In the spirit of providing technical help, I won't go into details about how to actually do this since you said you found a solution via ChatGPT.
But, one thing to think about is that this will change your local copy of the email, and depending on your mail settings could upload the changes to
your mail server. However, there will be quite a few clues left that this email has been modified.
Firstly, if you are able to upload the change to your exchange/imap server, most servers will treat this as a new email and assign a new internal id. This means that the ideas may appear out of order. (Maybe not in the email client's UI, but in the internal database of emails, which is something that a technical person like a sysadmin might notices.)
Also the correct send/receive date is
also recorded on both sender's and receiver's computers. Any investigation would quickly turn up there the two sets of timestamps don't agree.

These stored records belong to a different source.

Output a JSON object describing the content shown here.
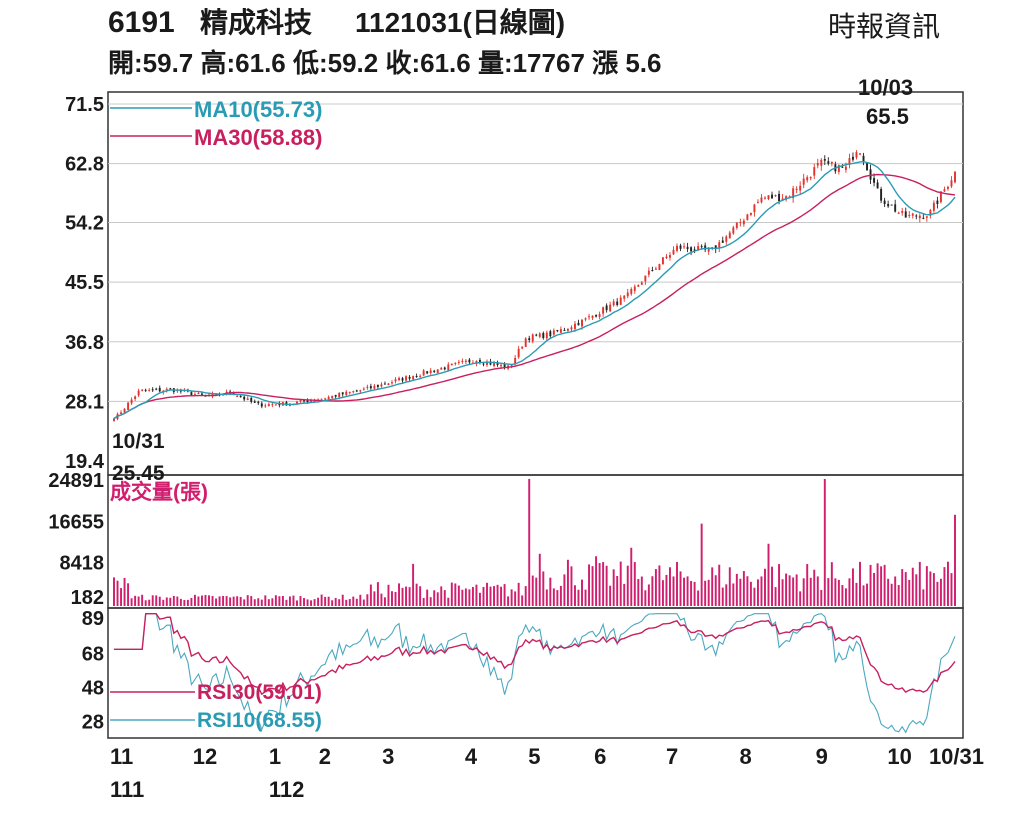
{
  "header": {
    "title_code": "6191",
    "title_name": "精成科技",
    "title_date": "1121031(日線圖)",
    "source": "時報資訊",
    "quote_line": "開:59.7 高:61.6 低:59.2 收:61.6 量:17767 漲 5.6"
  },
  "colors": {
    "up_candle": "#e2342e",
    "down_candle": "#222222",
    "ma10": "#2a9bb4",
    "ma30": "#c8205f",
    "volume": "#d01f6f",
    "rsi30": "#c8205f",
    "rsi10": "#4aa8c0",
    "grid": "#c8c8c8",
    "frame": "#333333"
  },
  "chart_data": {
    "type": "line",
    "subtype": "candlestick-with-ma-volume-rsi",
    "price_panel": {
      "y_ticks": [
        "71.5",
        "62.8",
        "54.2",
        "45.5",
        "36.8",
        "28.1",
        "19.4"
      ],
      "ylim": [
        19.4,
        71.5
      ],
      "legend": [
        {
          "name": "MA10(55.73)",
          "series": "ma10"
        },
        {
          "name": "MA30(58.88)",
          "series": "ma30"
        }
      ],
      "annotations": [
        {
          "date_label": "10/31",
          "value_label": "25.45",
          "position": "bottom-left"
        },
        {
          "date_label": "10/03",
          "value_label": "65.5",
          "position": "top-right"
        }
      ],
      "price_anchors": [
        {
          "t": 0.0,
          "v": 25.45
        },
        {
          "t": 0.03,
          "v": 29.6
        },
        {
          "t": 0.07,
          "v": 29.8
        },
        {
          "t": 0.11,
          "v": 28.8
        },
        {
          "t": 0.14,
          "v": 29.4
        },
        {
          "t": 0.17,
          "v": 27.6
        },
        {
          "t": 0.21,
          "v": 27.8
        },
        {
          "t": 0.25,
          "v": 28.6
        },
        {
          "t": 0.3,
          "v": 29.9
        },
        {
          "t": 0.36,
          "v": 32.0
        },
        {
          "t": 0.43,
          "v": 34.2
        },
        {
          "t": 0.47,
          "v": 33.0
        },
        {
          "t": 0.49,
          "v": 37.4
        },
        {
          "t": 0.52,
          "v": 37.9
        },
        {
          "t": 0.56,
          "v": 40.0
        },
        {
          "t": 0.61,
          "v": 43.4
        },
        {
          "t": 0.64,
          "v": 47.3
        },
        {
          "t": 0.67,
          "v": 50.6
        },
        {
          "t": 0.71,
          "v": 50.0
        },
        {
          "t": 0.74,
          "v": 53.6
        },
        {
          "t": 0.77,
          "v": 57.8
        },
        {
          "t": 0.8,
          "v": 58.0
        },
        {
          "t": 0.84,
          "v": 62.8
        },
        {
          "t": 0.87,
          "v": 62.0
        },
        {
          "t": 0.885,
          "v": 65.5
        },
        {
          "t": 0.91,
          "v": 58.0
        },
        {
          "t": 0.94,
          "v": 55.0
        },
        {
          "t": 0.97,
          "v": 55.5
        },
        {
          "t": 1.0,
          "v": 61.6
        }
      ]
    },
    "volume_panel": {
      "title": "成交量(張)",
      "y_ticks": [
        "24891",
        "16655",
        "8418",
        "182"
      ],
      "ylim": [
        182,
        24891
      ],
      "spikes": [
        {
          "t": 0.495,
          "v": 24900
        },
        {
          "t": 0.845,
          "v": 24891
        },
        {
          "t": 0.7,
          "v": 16000
        },
        {
          "t": 0.78,
          "v": 12000
        },
        {
          "t": 1.0,
          "v": 17767
        },
        {
          "t": 0.355,
          "v": 8000
        },
        {
          "t": 0.575,
          "v": 9500
        },
        {
          "t": 0.615,
          "v": 11200
        },
        {
          "t": 0.505,
          "v": 10000
        },
        {
          "t": 0.54,
          "v": 8800
        }
      ]
    },
    "rsi_panel": {
      "y_ticks": [
        "89",
        "68",
        "48",
        "28"
      ],
      "ylim": [
        20,
        92
      ],
      "legend": [
        {
          "name": "RSI30(59.01)",
          "series": "rsi30"
        },
        {
          "name": "RSI10(68.55)",
          "series": "rsi10"
        }
      ]
    },
    "x_axis": {
      "month_labels": [
        "11",
        "12",
        "1",
        "2",
        "3",
        "4",
        "5",
        "6",
        "7",
        "8",
        "9",
        "10",
        "10/31"
      ],
      "month_positions": [
        0.0,
        0.098,
        0.188,
        0.247,
        0.322,
        0.42,
        0.495,
        0.573,
        0.658,
        0.745,
        0.835,
        0.92,
        1.0
      ],
      "year_labels": [
        {
          "text": "111",
          "at": 0.0
        },
        {
          "text": "112",
          "at": 0.188
        }
      ]
    }
  }
}
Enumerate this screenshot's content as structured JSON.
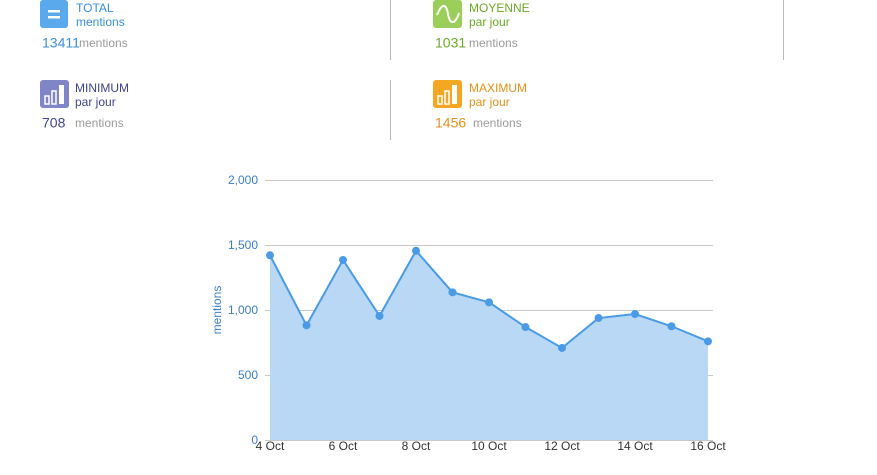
{
  "stats": [
    {
      "title": "TOTAL",
      "subtitle": "mentions",
      "value": 13411,
      "unit": "mentions"
    },
    {
      "title": "MOYENNE",
      "subtitle": "par jour",
      "value": 1031,
      "unit": "mentions"
    },
    {
      "title": "MINIMUM",
      "subtitle": "par jour",
      "value": 708,
      "unit": "mentions"
    },
    {
      "title": "MAXIMUM",
      "subtitle": "par jour",
      "value": 1456,
      "unit": "mentions"
    }
  ],
  "chart_data": {
    "type": "area",
    "y_label": "mentions",
    "categories": [
      "4 Oct",
      null,
      "6 Oct",
      null,
      "8 Oct",
      null,
      "10 Oct",
      null,
      "12 Oct",
      null,
      "14 Oct",
      null,
      "16 Oct"
    ],
    "values": [
      1421,
      882,
      1385,
      954,
      1456,
      1136,
      1059,
      869,
      708,
      938,
      969,
      875,
      759
    ],
    "color": "#4a9be6",
    "fill": "#b8d8f5",
    "ylim": [
      0,
      2000
    ],
    "yticks": [
      0,
      500,
      {
        "value": 1000,
        "label": "1,000"
      },
      {
        "value": 1500,
        "label": "1,500"
      },
      {
        "value": 2000,
        "label": "2,000"
      }
    ],
    "grid": true
  }
}
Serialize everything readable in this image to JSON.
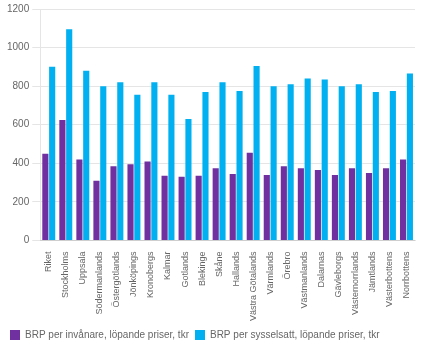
{
  "chart_data": {
    "type": "bar",
    "categories": [
      "Riket",
      "Stockholms",
      "Uppsala",
      "Södermanlands",
      "Östergötlands",
      "Jönköpings",
      "Kronobergs",
      "Kalmar",
      "Gotlands",
      "Blekinge",
      "Skåne",
      "Hallands",
      "Västra Götalands",
      "Värmlands",
      "Örebro",
      "Västmanlands",
      "Dalarnas",
      "Gävleborgs",
      "Västernorrlands",
      "Jämtlands",
      "Västerbottens",
      "Norrbottens"
    ],
    "series": [
      {
        "name": "BRP per invånare, löpande priser, tkr",
        "color": "#7030a0",
        "values": [
          450,
          625,
          420,
          310,
          385,
          395,
          410,
          335,
          330,
          335,
          375,
          345,
          455,
          340,
          385,
          375,
          365,
          340,
          375,
          350,
          375,
          420
        ]
      },
      {
        "name": "BRP per sysselsatt, löpande priser, tkr",
        "color": "#00b0f0",
        "values": [
          900,
          1095,
          880,
          800,
          820,
          755,
          820,
          755,
          630,
          770,
          820,
          775,
          905,
          800,
          810,
          840,
          835,
          800,
          810,
          770,
          775,
          865
        ]
      }
    ],
    "ylim": [
      0,
      1200
    ],
    "yticks": [
      0,
      200,
      400,
      600,
      800,
      1000,
      1200
    ],
    "grid": true,
    "legend": "bottom"
  }
}
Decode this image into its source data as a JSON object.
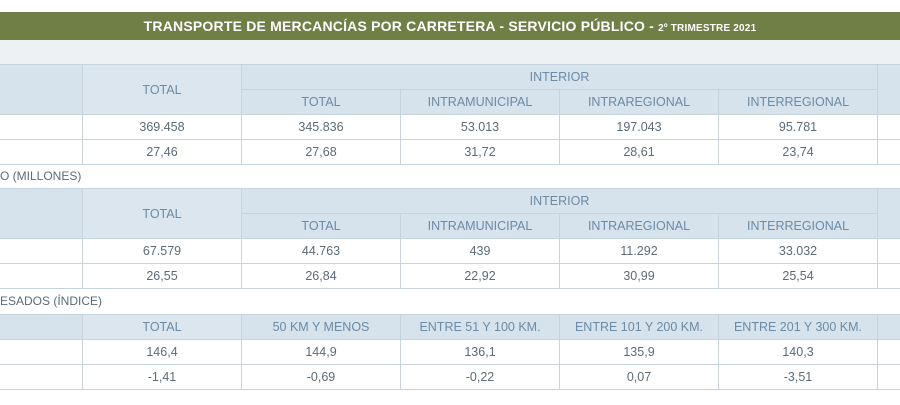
{
  "title": {
    "main": "TRANSPORTE DE MERCANCÍAS POR CARRETERA - SERVICIO PÚBLICO - ",
    "sub": "2º TRIMESTRE 2021"
  },
  "section1": {
    "col_total": "TOTAL",
    "group": "INTERIOR",
    "subcols": [
      "TOTAL",
      "INTRAMUNICIPAL",
      "INTRAREGIONAL",
      "INTERREGIONAL"
    ],
    "rows": [
      [
        "369.458",
        "345.836",
        "53.013",
        "197.043",
        "95.781"
      ],
      [
        "27,46",
        "27,68",
        "31,72",
        "28,61",
        "23,74"
      ]
    ]
  },
  "section2": {
    "label": "O (MILLONES)",
    "col_total": "TOTAL",
    "group": "INTERIOR",
    "subcols": [
      "TOTAL",
      "INTRAMUNICIPAL",
      "INTRAREGIONAL",
      "INTERREGIONAL"
    ],
    "rows": [
      [
        "67.579",
        "44.763",
        "439",
        "11.292",
        "33.032"
      ],
      [
        "26,55",
        "26,84",
        "22,92",
        "30,99",
        "25,54"
      ]
    ]
  },
  "section3": {
    "label": "ESADOS (ÍNDICE)",
    "cols": [
      "TOTAL",
      "50 KM Y MENOS",
      "ENTRE 51 Y 100 KM.",
      "ENTRE 101 Y 200 KM.",
      "ENTRE 201 Y 300 KM."
    ],
    "rows": [
      [
        "146,4",
        "144,9",
        "136,1",
        "135,9",
        "140,3"
      ],
      [
        "-1,41",
        "-0,69",
        "-0,22",
        "0,07",
        "-3,51"
      ]
    ]
  }
}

There are also logs of it's journey on every mail server it touched between the sender and receiver. Those logs detail the local time the email was received, where it's coming from and where it's going to.
At a minimum that would be the sender's email servers and your email server . Because of how the email protocols are designed, it could also appear on third party servers as it move through the internet. (I think this is not common these days, where most companies are connected to the internet 24/7 but back in the day when internet connections tended to be intermittent, it happened.)
So an email going from my computer to yours would have:
1) The original copy in my sent folder (with the correct timestamps)
2) A log in fastmail.com's smtp server showing that an email was sent from me to you, with the correct timestamps
3) A log in your company's smtp server showing the correct sent/received time stampe
4) A log in your company's imap or exchange server showing the time you accessed it.
5) The modified copy of the email with a timestamp that does not line up with all of the others.
So while it's not terribly hard to change the send/receive dates or even content of an email, it's actually fairly difficult to do it in a way that would stand up to forensic scrutiny. If there were a lawsuit, or law enforcement were involved they would attempt to look at these logs and the original sender's mailbox, if they still exist. They would likely also want to look at your computer, which may have
indications of the original email left over.
So, in essence, it's good for a prank but not much else. If its something that is more serious, then there are risking being found out.
Now speaking non-technically: I would urge you not to do this unless it's a harmless prank. Anything beyond that and there is a significant risk of someone piecing together the various timestamps and realizing what's been done.